Agency completes first Osart mission at BN-800 fast neutron reactorThe IAEA team reviewed operational safety at Beloyarsk-4 BN-800 fast neutron reactor. Courtesy Rosatom.
The operator of the Beloyarsk nuclear power station in Russia has shown a commitment to operational safety, but further improvements are needed in areas including accident management and safety assessments, an International Atomic Energy Agency team said.
The operational safety review team (Osart) mission ran from 6 to 23 November. The team reviewed operational safety at Beloyarsk-4, a BN-800 fast neutron reactor with design capacity of 820 MW and gross electrical capacity of 885 MW.
The team reviewed operating practices at Unit 4 in leadership and management for safety, training and qualification, operations, maintenance, technical support, radiation protection, chemistry and accident management.
The team said plant operator Beloyarsk NPP, a subsidiary of state nuclear operator Rosenergoatom, should consider enhancing its accident management programme to include the full range of “beyond design” external hazards for all modes and states of operation and all fuel locations on site.

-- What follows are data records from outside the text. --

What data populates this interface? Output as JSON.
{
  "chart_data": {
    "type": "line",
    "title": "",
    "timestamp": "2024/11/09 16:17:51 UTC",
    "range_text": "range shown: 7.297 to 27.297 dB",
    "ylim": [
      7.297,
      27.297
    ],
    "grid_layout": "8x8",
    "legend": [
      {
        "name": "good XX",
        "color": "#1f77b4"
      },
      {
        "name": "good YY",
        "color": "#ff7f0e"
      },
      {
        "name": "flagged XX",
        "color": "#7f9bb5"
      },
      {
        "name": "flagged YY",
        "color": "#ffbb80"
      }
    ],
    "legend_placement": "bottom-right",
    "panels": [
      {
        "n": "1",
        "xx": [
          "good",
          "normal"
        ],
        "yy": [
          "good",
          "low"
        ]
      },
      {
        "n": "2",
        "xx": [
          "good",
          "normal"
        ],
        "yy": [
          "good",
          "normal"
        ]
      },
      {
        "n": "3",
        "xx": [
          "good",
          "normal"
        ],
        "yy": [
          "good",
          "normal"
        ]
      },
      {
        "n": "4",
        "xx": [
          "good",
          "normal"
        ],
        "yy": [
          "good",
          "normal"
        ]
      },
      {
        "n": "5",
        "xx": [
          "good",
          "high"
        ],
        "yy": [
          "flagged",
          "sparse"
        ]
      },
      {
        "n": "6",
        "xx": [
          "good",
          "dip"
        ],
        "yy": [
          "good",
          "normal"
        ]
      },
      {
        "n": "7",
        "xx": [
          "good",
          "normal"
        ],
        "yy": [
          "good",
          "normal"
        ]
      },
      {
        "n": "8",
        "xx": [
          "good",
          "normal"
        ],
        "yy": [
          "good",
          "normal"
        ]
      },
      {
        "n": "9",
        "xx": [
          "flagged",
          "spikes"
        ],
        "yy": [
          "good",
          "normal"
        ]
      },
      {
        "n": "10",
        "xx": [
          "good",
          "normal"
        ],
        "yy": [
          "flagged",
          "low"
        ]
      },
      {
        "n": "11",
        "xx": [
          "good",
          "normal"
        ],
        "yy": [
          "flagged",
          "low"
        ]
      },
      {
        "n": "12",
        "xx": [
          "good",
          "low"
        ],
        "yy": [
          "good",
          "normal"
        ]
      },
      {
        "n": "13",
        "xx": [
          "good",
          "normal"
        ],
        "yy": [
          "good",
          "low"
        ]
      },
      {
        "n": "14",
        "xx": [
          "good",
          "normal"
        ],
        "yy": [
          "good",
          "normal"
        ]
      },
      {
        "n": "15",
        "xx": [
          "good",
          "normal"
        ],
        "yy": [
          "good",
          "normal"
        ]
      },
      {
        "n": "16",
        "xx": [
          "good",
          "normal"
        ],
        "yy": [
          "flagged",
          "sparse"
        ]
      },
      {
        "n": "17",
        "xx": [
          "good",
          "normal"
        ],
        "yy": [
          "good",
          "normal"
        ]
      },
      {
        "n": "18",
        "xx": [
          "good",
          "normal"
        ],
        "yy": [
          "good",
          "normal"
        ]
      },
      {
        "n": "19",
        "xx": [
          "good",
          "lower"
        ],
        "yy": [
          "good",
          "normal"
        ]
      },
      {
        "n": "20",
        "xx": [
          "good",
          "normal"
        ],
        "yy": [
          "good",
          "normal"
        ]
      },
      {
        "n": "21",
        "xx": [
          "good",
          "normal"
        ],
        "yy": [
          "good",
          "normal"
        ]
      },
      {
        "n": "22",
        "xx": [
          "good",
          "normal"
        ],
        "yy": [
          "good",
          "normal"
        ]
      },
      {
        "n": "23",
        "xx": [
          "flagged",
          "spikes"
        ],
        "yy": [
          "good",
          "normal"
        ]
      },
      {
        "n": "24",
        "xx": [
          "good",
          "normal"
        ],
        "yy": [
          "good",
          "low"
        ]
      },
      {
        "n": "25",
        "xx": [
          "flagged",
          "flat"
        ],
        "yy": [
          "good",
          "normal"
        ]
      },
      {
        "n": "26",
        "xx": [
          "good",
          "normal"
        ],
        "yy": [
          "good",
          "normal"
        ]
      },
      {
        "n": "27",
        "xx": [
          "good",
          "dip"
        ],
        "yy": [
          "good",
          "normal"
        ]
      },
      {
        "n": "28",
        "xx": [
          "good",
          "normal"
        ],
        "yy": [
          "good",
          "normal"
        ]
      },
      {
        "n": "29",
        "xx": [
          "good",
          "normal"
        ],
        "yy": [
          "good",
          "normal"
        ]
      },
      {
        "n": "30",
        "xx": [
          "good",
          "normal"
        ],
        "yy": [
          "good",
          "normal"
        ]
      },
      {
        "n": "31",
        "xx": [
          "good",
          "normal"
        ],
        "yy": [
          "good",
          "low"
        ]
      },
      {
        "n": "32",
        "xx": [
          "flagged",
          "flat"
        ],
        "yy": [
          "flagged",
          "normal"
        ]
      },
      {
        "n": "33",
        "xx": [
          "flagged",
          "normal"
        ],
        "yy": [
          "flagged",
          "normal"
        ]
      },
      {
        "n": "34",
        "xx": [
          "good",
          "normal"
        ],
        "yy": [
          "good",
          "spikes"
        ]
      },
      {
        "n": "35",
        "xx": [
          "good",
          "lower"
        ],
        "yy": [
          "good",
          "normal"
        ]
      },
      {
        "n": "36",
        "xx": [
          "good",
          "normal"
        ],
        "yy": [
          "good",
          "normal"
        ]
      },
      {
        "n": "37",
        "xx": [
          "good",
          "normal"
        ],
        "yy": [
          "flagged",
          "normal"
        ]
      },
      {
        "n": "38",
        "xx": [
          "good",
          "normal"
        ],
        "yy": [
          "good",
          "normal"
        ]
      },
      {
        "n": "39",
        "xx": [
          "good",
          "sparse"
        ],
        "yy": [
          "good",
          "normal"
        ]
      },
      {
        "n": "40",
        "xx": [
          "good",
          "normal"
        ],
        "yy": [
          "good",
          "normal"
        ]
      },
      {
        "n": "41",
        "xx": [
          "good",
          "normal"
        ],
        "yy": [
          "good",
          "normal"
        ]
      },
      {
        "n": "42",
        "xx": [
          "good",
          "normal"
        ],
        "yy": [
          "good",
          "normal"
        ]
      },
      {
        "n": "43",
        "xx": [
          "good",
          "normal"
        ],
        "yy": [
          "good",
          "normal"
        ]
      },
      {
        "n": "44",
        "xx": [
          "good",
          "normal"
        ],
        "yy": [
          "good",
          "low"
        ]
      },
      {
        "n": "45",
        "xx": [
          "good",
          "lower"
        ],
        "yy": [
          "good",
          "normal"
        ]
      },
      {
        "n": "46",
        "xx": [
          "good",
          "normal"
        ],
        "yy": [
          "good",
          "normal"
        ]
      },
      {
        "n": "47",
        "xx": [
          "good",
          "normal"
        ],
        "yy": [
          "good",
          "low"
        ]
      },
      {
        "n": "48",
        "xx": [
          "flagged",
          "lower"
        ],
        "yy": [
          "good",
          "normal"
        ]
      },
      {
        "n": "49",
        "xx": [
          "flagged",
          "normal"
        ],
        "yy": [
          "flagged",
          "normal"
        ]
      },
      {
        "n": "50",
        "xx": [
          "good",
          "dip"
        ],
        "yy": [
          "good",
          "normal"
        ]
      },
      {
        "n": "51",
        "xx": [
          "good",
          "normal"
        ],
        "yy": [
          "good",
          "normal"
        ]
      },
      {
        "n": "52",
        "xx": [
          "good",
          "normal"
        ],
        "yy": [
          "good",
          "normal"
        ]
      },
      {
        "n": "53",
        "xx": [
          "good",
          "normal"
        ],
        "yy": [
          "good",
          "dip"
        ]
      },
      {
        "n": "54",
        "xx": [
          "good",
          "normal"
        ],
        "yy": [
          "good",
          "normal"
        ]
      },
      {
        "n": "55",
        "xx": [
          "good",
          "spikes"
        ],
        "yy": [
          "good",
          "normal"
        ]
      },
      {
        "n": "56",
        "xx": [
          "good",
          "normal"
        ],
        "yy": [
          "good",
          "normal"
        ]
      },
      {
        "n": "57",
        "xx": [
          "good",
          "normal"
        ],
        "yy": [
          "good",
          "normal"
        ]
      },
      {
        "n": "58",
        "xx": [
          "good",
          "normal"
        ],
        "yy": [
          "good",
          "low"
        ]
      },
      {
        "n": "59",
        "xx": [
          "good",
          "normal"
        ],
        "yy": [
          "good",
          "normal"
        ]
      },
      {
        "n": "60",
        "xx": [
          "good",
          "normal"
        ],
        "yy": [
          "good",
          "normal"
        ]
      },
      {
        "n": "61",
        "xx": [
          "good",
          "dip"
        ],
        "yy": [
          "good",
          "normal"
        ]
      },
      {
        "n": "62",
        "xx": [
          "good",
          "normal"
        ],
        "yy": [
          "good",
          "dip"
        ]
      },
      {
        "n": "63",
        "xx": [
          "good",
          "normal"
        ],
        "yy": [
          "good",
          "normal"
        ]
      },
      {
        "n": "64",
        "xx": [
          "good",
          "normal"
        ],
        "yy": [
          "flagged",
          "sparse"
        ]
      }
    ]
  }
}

It should consider extending the scope of its probabilistic safety assessments to ensure that all potential failure scenarios are identified.
Beloyarsk NPP should also consider improving the effectiveness of the checks carried out during field operator walkdowns, so all deficiencies and adverse conditions are identified.
The Beloyarsk nuclear station, owned by state nuclear corporation Rosatom, is at Zarechny, near Yekaterinburg in central Russia. The station consists of four units. Units 1 and 2 – both light water graphite reactors – are permanently shut down. Unit 3 is a BN-600 fast neutron reactor with net design capacity of 560 MW and gross electrical capacity of 600 MW.
The IAEA said Russia has 37 nuclear power reactors in operation, providing almost 20% of the country’s total electrical production. It has three plants under construction, the Generation IV Brest-OD-300 lead-cooled fast reactor, Kursk 2-1 and Kursk 2-2.
“It is the first time an IAEA Osart mission was held at the power unit of a BN-800 fast neutron reactor,” said Ivan Sidorov, director of Beloyarsk NPP.
“For three weeks, the reviewers and the counterparts have worked hard, performing dozens of plant tours, interviews and observations, and analysing plant documentation for all reviewing areas.
“We appreciate the reviewers’ professional point of view, and we are ready to learn from their experience to improve safety at Beloyarsk NPP.”Background: BN-800 Running On MOX
In September 2022, Russia said Beloyarsk-4 had been fully loaded for the first time with commercial mixed oxide uranium-plutonium (MOX) fuel.
State nuclear fuel company Tvel said full conversion of the BN-800 to MOX fuel was a long-anticipated milestone for the nuclear industry.
The BN-800 was developed to run on MOX and Rosatom built a unique MOX fuel fabrication facility as part of its plans to close the nuclear fuel cycle.
The MOX fuel used at the BN-800 was made of a mixture of depleted uranium oxides accumulated from state enterprises and from plutonium oxides separated during the reprocessing of spent nuclear fuel. MOX fuel can also use weapons-grade plutonium from military sources.
Recycling fissile material in this way is known as closing the nuclear fuel cycle. The overall toxicity, fissile content and volume of the waste produced is reduced while the fissionable residuals are recycled for energy production.
MOX fuel is not produced in the US, but several European countries have been producing it for more than 20 years. Their supply of plutonium is from spent nuclear fuel rather than nuclear weapons.
The core of the Beloyarsk-4 BN-800 fast neutron reactor being loaded for the first time with commercial MOX fuel. Courtesy Tvel.